Let me just go over the process for clarity. The basic rule of common law is that you can’t sue the King. Government is excempt from all lawsuits except where government specifically provides for such actions. In California you have strict guidelines in which you have to file a claim on one of the entities forms within six months of the action or you most likely lose your right to the claim (the time limit used to be 90 days, but very often people don’t even make it in to see an attorney by then). The filing is quick and easy – used to be free, but now government agencies are nickle-and-diming wherever they can, so there is a fee. The point is, we file these things routinely often before we’ve had a chance to investigate the case as 6 months can go by very quickly. We often file them to “preserve the client’s rights” and stall until we’ve had a chance to fully investigate.
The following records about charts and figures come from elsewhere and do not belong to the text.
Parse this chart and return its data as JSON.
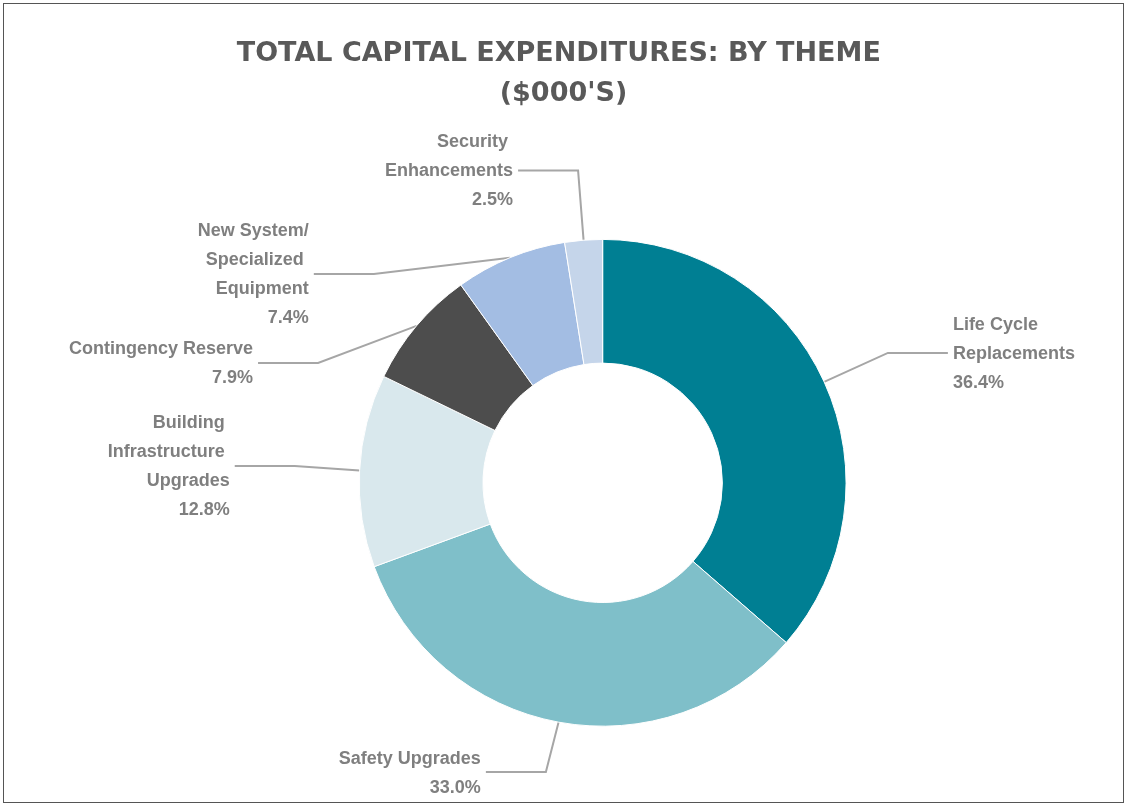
{
  "chart_data": {
    "type": "donut",
    "title": "TOTAL CAPITAL EXPENDITURES: BY THEME ($000'S)",
    "categories": [
      "Life Cycle Replacements",
      "Safety Upgrades",
      "Building Infrastructure Upgrades",
      "Contingency Reserve",
      "New System/Specialized Equipment",
      "Security Enhancements"
    ],
    "values": [
      36.4,
      33.0,
      12.8,
      7.9,
      7.4,
      2.5
    ],
    "value_labels": [
      "36.4%",
      "33.0%",
      "12.8%",
      "7.9%",
      "7.4%",
      "2.5%"
    ],
    "colors": [
      "#007f93",
      "#7fbfc9",
      "#d9e8ed",
      "#4d4d4d",
      "#a3bde3",
      "#c5d5ea"
    ],
    "legend": false
  }
}
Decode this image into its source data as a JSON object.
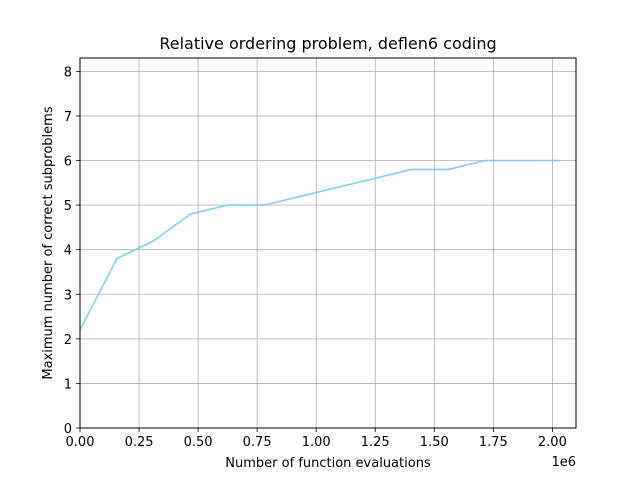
{
  "chart_data": {
    "type": "line",
    "title": "Relative ordering problem, deflen6 coding",
    "xlabel": "Number of function evaluations",
    "ylabel": "Maximum number of correct subproblems",
    "x_offset_label": "1e6",
    "xlim": [
      0,
      2100000
    ],
    "ylim": [
      0,
      8.3
    ],
    "xticks": [
      0,
      250000,
      500000,
      750000,
      1000000,
      1250000,
      1500000,
      1750000,
      2000000
    ],
    "xtick_labels": [
      "0.00",
      "0.25",
      "0.50",
      "0.75",
      "1.00",
      "1.25",
      "1.50",
      "1.75",
      "2.00"
    ],
    "yticks": [
      0,
      1,
      2,
      3,
      4,
      5,
      6,
      7,
      8
    ],
    "ytick_labels": [
      "0",
      "1",
      "2",
      "3",
      "4",
      "5",
      "6",
      "7",
      "8"
    ],
    "grid": true,
    "series": [
      {
        "color": "#87ceeb",
        "x": [
          0,
          156000,
          312000,
          468000,
          624000,
          780000,
          936000,
          1092000,
          1248000,
          1404000,
          1560000,
          1716000,
          1872000,
          2028000
        ],
        "y": [
          2.2,
          3.8,
          4.2,
          4.8,
          5.0,
          5.0,
          5.2,
          5.4,
          5.6,
          5.8,
          5.8,
          6.0,
          6.0,
          6.0
        ]
      }
    ]
  }
}
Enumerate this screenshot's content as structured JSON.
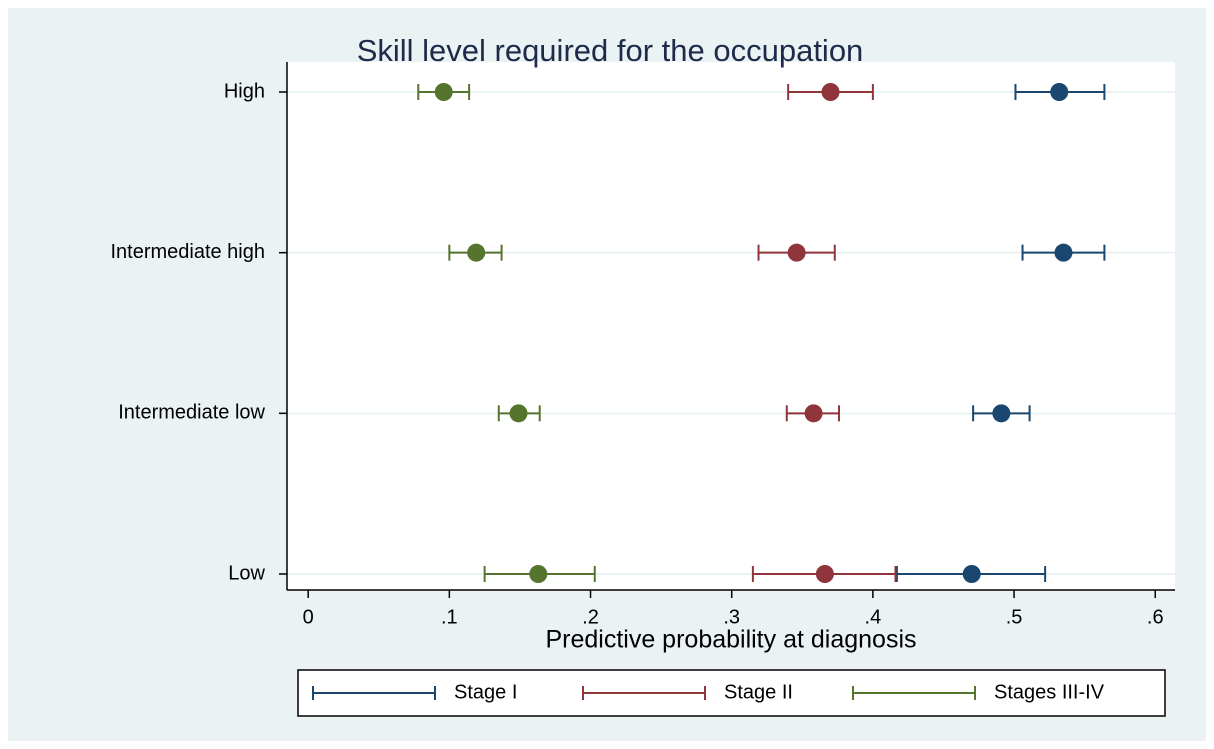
{
  "chart_data": {
    "type": "dot-errorbar",
    "title": "Skill level required for the occupation",
    "x_label": "Predictive probability at diagnosis",
    "categories": [
      "High",
      "Intermediate high",
      "Intermediate low",
      "Low"
    ],
    "series": [
      {
        "name": "Stage I",
        "color": "#1a476f",
        "values": [
          0.532,
          0.535,
          0.491,
          0.47
        ],
        "lower": [
          0.501,
          0.506,
          0.471,
          0.417
        ],
        "upper": [
          0.564,
          0.564,
          0.511,
          0.522
        ]
      },
      {
        "name": "Stage II",
        "color": "#90353b",
        "values": [
          0.37,
          0.346,
          0.358,
          0.366
        ],
        "lower": [
          0.34,
          0.319,
          0.339,
          0.315
        ],
        "upper": [
          0.4,
          0.373,
          0.376,
          0.416
        ]
      },
      {
        "name": "Stages III-IV",
        "color": "#55752f",
        "values": [
          0.096,
          0.119,
          0.149,
          0.163
        ],
        "lower": [
          0.078,
          0.1,
          0.135,
          0.125
        ],
        "upper": [
          0.114,
          0.137,
          0.164,
          0.203
        ]
      }
    ],
    "xlim": [
      -0.015,
      0.614
    ],
    "xticks": [
      0,
      {
        "value": 0.1,
        "label": ".1"
      },
      {
        "value": 0.2,
        "label": ".2"
      },
      {
        "value": 0.3,
        "label": ".3"
      },
      {
        "value": 0.4,
        "label": ".4"
      },
      {
        "value": 0.5,
        "label": ".5"
      },
      {
        "value": 0.6,
        "label": ".6"
      }
    ],
    "grid": true,
    "legend": "bottom"
  }
}
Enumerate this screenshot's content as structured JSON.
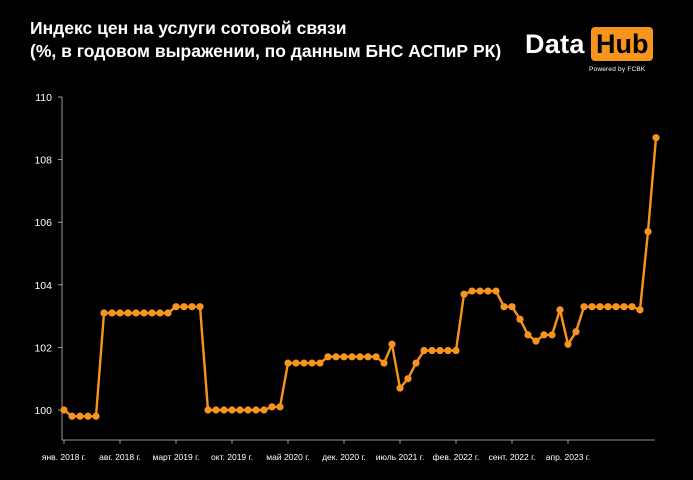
{
  "header": {
    "title_line1": "Индекс цен на услуги сотовой связи",
    "title_line2": "(%, в годовом выражении, по данным БНС АСПиР РК)"
  },
  "logo": {
    "word1": "Data",
    "word2": "Hub",
    "tagline": "Powered by FCBK",
    "accent_color": "#f7941d"
  },
  "chart_data": {
    "type": "line",
    "title": "Индекс цен на услуги сотовой связи",
    "subtitle": "(%, в годовом выражении, по данным БНС АСПиР РК)",
    "xlabel": "",
    "ylabel": "",
    "ylim": [
      99.2,
      110
    ],
    "yticks": [
      100,
      102,
      104,
      106,
      108,
      110
    ],
    "ytick_labels": [
      "100",
      "102",
      "104",
      "106",
      "108",
      "110"
    ],
    "xtick_labels": [
      "янв. 2018 г.",
      "авг. 2018 г.",
      "март 2019 г.",
      "окт. 2019 г.",
      "май 2020 г.",
      "дек. 2020 г.",
      "июль 2021 г.",
      "фев. 2022 г.",
      "сент. 2022 г.",
      "апр. 2023 г."
    ],
    "xtick_month_index": [
      0,
      7,
      14,
      21,
      28,
      35,
      42,
      49,
      56,
      63
    ],
    "grid": false,
    "legend": "none",
    "series_color": "#f7941d",
    "series": [
      {
        "values": [
          100.0,
          99.8,
          99.8,
          99.8,
          99.8,
          103.1,
          103.1,
          103.1,
          103.1,
          103.1,
          103.1,
          103.1,
          103.1,
          103.1,
          103.3,
          103.3,
          103.3,
          103.3,
          100.0,
          100.0,
          100.0,
          100.0,
          100.0,
          100.0,
          100.0,
          100.0,
          100.1,
          100.1,
          101.5,
          101.5,
          101.5,
          101.5,
          101.5,
          101.7,
          101.7,
          101.7,
          101.7,
          101.7,
          101.7,
          101.7,
          101.5,
          102.1,
          100.7,
          101.0,
          101.5,
          101.9,
          101.9,
          101.9,
          101.9,
          101.9,
          103.7,
          103.8,
          103.8,
          103.8,
          103.8,
          103.3,
          103.3,
          102.9,
          102.4,
          102.2,
          102.4,
          102.4,
          103.2,
          102.1,
          102.5,
          103.3,
          103.3,
          103.3,
          103.3,
          103.3,
          103.3,
          103.3,
          103.2,
          105.7,
          108.7
        ]
      }
    ]
  }
}
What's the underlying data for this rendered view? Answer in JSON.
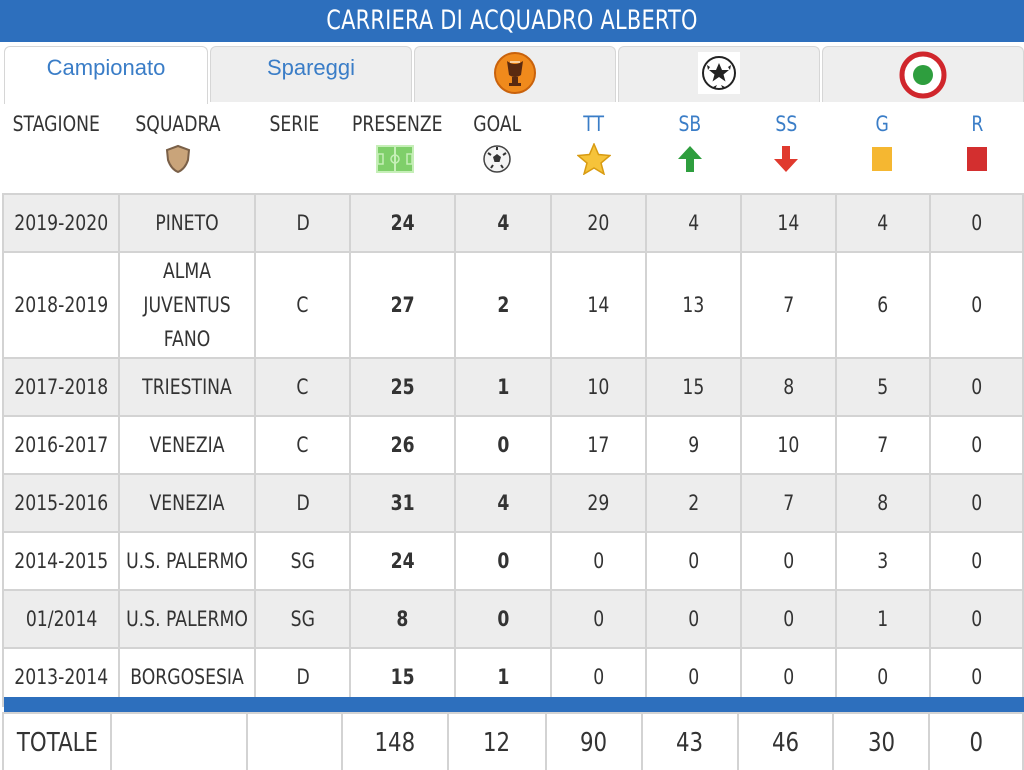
{
  "title": "CARRIERA DI ACQUADRO ALBERTO",
  "tabs": [
    {
      "label": "Campionato",
      "active": true
    },
    {
      "label": "Spareggi",
      "active": false
    },
    {
      "icon": "europa-league-trophy-icon"
    },
    {
      "icon": "champions-league-ball-icon"
    },
    {
      "icon": "coppa-italia-roundel-icon"
    }
  ],
  "headers": {
    "stagione": "STAGIONE",
    "squadra": "SQUADRA",
    "serie": "SERIE",
    "presenze": "PRESENZE",
    "goal": "GOAL",
    "tt": "TT",
    "sb": "SB",
    "ss": "SS",
    "g": "G",
    "r": "R"
  },
  "colors": {
    "primary": "#2d6fbd",
    "link": "#3a7dc7",
    "yellow_card": "#f5b731",
    "red_card": "#d32f2f",
    "sub_in": "#2e9e3e",
    "sub_out": "#e03a2e"
  },
  "rows": [
    {
      "stagione": "2019-2020",
      "squadra": "PINETO",
      "serie": "D",
      "presenze": "24",
      "goal": "4",
      "tt": "20",
      "sb": "4",
      "ss": "14",
      "g": "4",
      "r": "0"
    },
    {
      "stagione": "2018-2019",
      "squadra": "ALMA JUVENTUS FANO",
      "serie": "C",
      "presenze": "27",
      "goal": "2",
      "tt": "14",
      "sb": "13",
      "ss": "7",
      "g": "6",
      "r": "0"
    },
    {
      "stagione": "2017-2018",
      "squadra": "TRIESTINA",
      "serie": "C",
      "presenze": "25",
      "goal": "1",
      "tt": "10",
      "sb": "15",
      "ss": "8",
      "g": "5",
      "r": "0"
    },
    {
      "stagione": "2016-2017",
      "squadra": "VENEZIA",
      "serie": "C",
      "presenze": "26",
      "goal": "0",
      "tt": "17",
      "sb": "9",
      "ss": "10",
      "g": "7",
      "r": "0"
    },
    {
      "stagione": "2015-2016",
      "squadra": "VENEZIA",
      "serie": "D",
      "presenze": "31",
      "goal": "4",
      "tt": "29",
      "sb": "2",
      "ss": "7",
      "g": "8",
      "r": "0"
    },
    {
      "stagione": "2014-2015",
      "squadra": "U.S. PALERMO",
      "serie": "SG",
      "presenze": "24",
      "goal": "0",
      "tt": "0",
      "sb": "0",
      "ss": "0",
      "g": "3",
      "r": "0"
    },
    {
      "stagione": "01/2014",
      "squadra": "U.S. PALERMO",
      "serie": "SG",
      "presenze": "8",
      "goal": "0",
      "tt": "0",
      "sb": "0",
      "ss": "0",
      "g": "1",
      "r": "0"
    },
    {
      "stagione": "2013-2014",
      "squadra": "BORGOSESIA",
      "serie": "D",
      "presenze": "15",
      "goal": "1",
      "tt": "0",
      "sb": "0",
      "ss": "0",
      "g": "0",
      "r": "0"
    }
  ],
  "totals": {
    "label": "TOTALE",
    "squadra": "",
    "serie": "",
    "presenze": "148",
    "goal": "12",
    "tt": "90",
    "sb": "43",
    "ss": "46",
    "g": "30",
    "r": "0"
  }
}
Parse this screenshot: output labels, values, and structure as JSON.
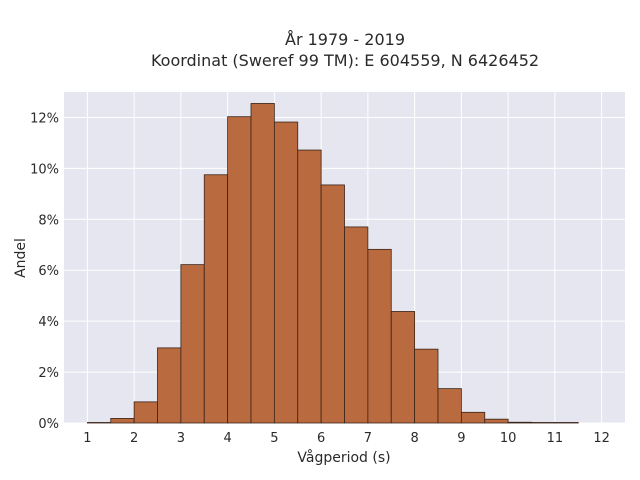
{
  "chart_data": {
    "type": "bar",
    "title_lines": [
      "År 1979 - 2019",
      "Koordinat (Sweref 99 TM): E 604559, N 6426452"
    ],
    "xlabel": "Vågperiod (s)",
    "ylabel": "Andel",
    "x_ticks": [
      1,
      2,
      3,
      4,
      5,
      6,
      7,
      8,
      9,
      10,
      11,
      12
    ],
    "y_ticks": [
      0,
      2,
      4,
      6,
      8,
      10,
      12
    ],
    "y_tick_labels": [
      "0%",
      "2%",
      "4%",
      "6%",
      "8%",
      "10%",
      "12%"
    ],
    "xlim": [
      0.5,
      12.5
    ],
    "ylim": [
      0,
      13
    ],
    "bin_width": 0.5,
    "bins": [
      {
        "x0": 1.0,
        "value": 0.02
      },
      {
        "x0": 1.5,
        "value": 0.18
      },
      {
        "x0": 2.0,
        "value": 0.83
      },
      {
        "x0": 2.5,
        "value": 2.95
      },
      {
        "x0": 3.0,
        "value": 6.22
      },
      {
        "x0": 3.5,
        "value": 9.75
      },
      {
        "x0": 4.0,
        "value": 12.03
      },
      {
        "x0": 4.5,
        "value": 12.55
      },
      {
        "x0": 5.0,
        "value": 11.82
      },
      {
        "x0": 5.5,
        "value": 10.72
      },
      {
        "x0": 6.0,
        "value": 9.35
      },
      {
        "x0": 6.5,
        "value": 7.7
      },
      {
        "x0": 7.0,
        "value": 6.82
      },
      {
        "x0": 7.5,
        "value": 4.38
      },
      {
        "x0": 8.0,
        "value": 2.9
      },
      {
        "x0": 8.5,
        "value": 1.35
      },
      {
        "x0": 9.0,
        "value": 0.42
      },
      {
        "x0": 9.5,
        "value": 0.15
      },
      {
        "x0": 10.0,
        "value": 0.03
      },
      {
        "x0": 10.5,
        "value": 0.02
      },
      {
        "x0": 11.0,
        "value": 0.02
      }
    ],
    "colors": {
      "bar_fill": "#b96a3f",
      "bar_stroke": "#3a2418",
      "plot_background": "#e5e6ef",
      "grid": "#ffffff"
    },
    "grid": true
  }
}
What happens next – the claim goes before whatever board or decision making process governs the agency, and is routinely rejected. The theory behind the restriction is to allow the government entity the opportunity to investigate and resolve claims without facing legal expenses of litigation, but in my nearly 11 years of practice I’ve seen this happen only once with a relatively minor impounding fee refund where it was obvious that the vehicle should not have been seized. I’ve probably filed from 50 to a hundred other claims and they are always rejected for the same reason – that the claim involves issues of “such complexity” as to warrant the matter be dealt with in the proper legal context. Yeah, car accidents caused by state employees are soooo complex. The real effect is to essentially shorten the statute of limitations for government and relieve the public entity from liability for anybody who snoozes. There is relief for late claims, but it’s not often granted.
So the matter is either rejected within 45 days or is not acted upon at all. The entity has an incentive to reject the claim because if 45 days expire without response the claimant has 2 years from the date of the incident to file. If there is a rejection in writing, the claimant is given 6 months to file a complaint in compliance with Government Code. We usually take advantage of this time to investigate and decide whether we can effectively represent the client. So it’s very possible in the case of Cheri Moore’s family that no final decision has been made to file.
However, Hank has reported on the filing of the claim, and that may up the ante (that’s a good thing), particularly for the D.A.’s office. Gallegos has an easy out here. He can turn the matter over to the Attorney General’s office if he feels there is a conflict of interest or even merely the appearance thereof. Nobody, except maybe some of the anonymous bloggers would fault him for making that decision. It’s one point that Heraldo, Rose, and I have all agreed upon. And there’s no telling what Jerry Brown will do with it (I imagine Lockyer would punt to his successor as he seems to have been cowed into playing everything safe of late).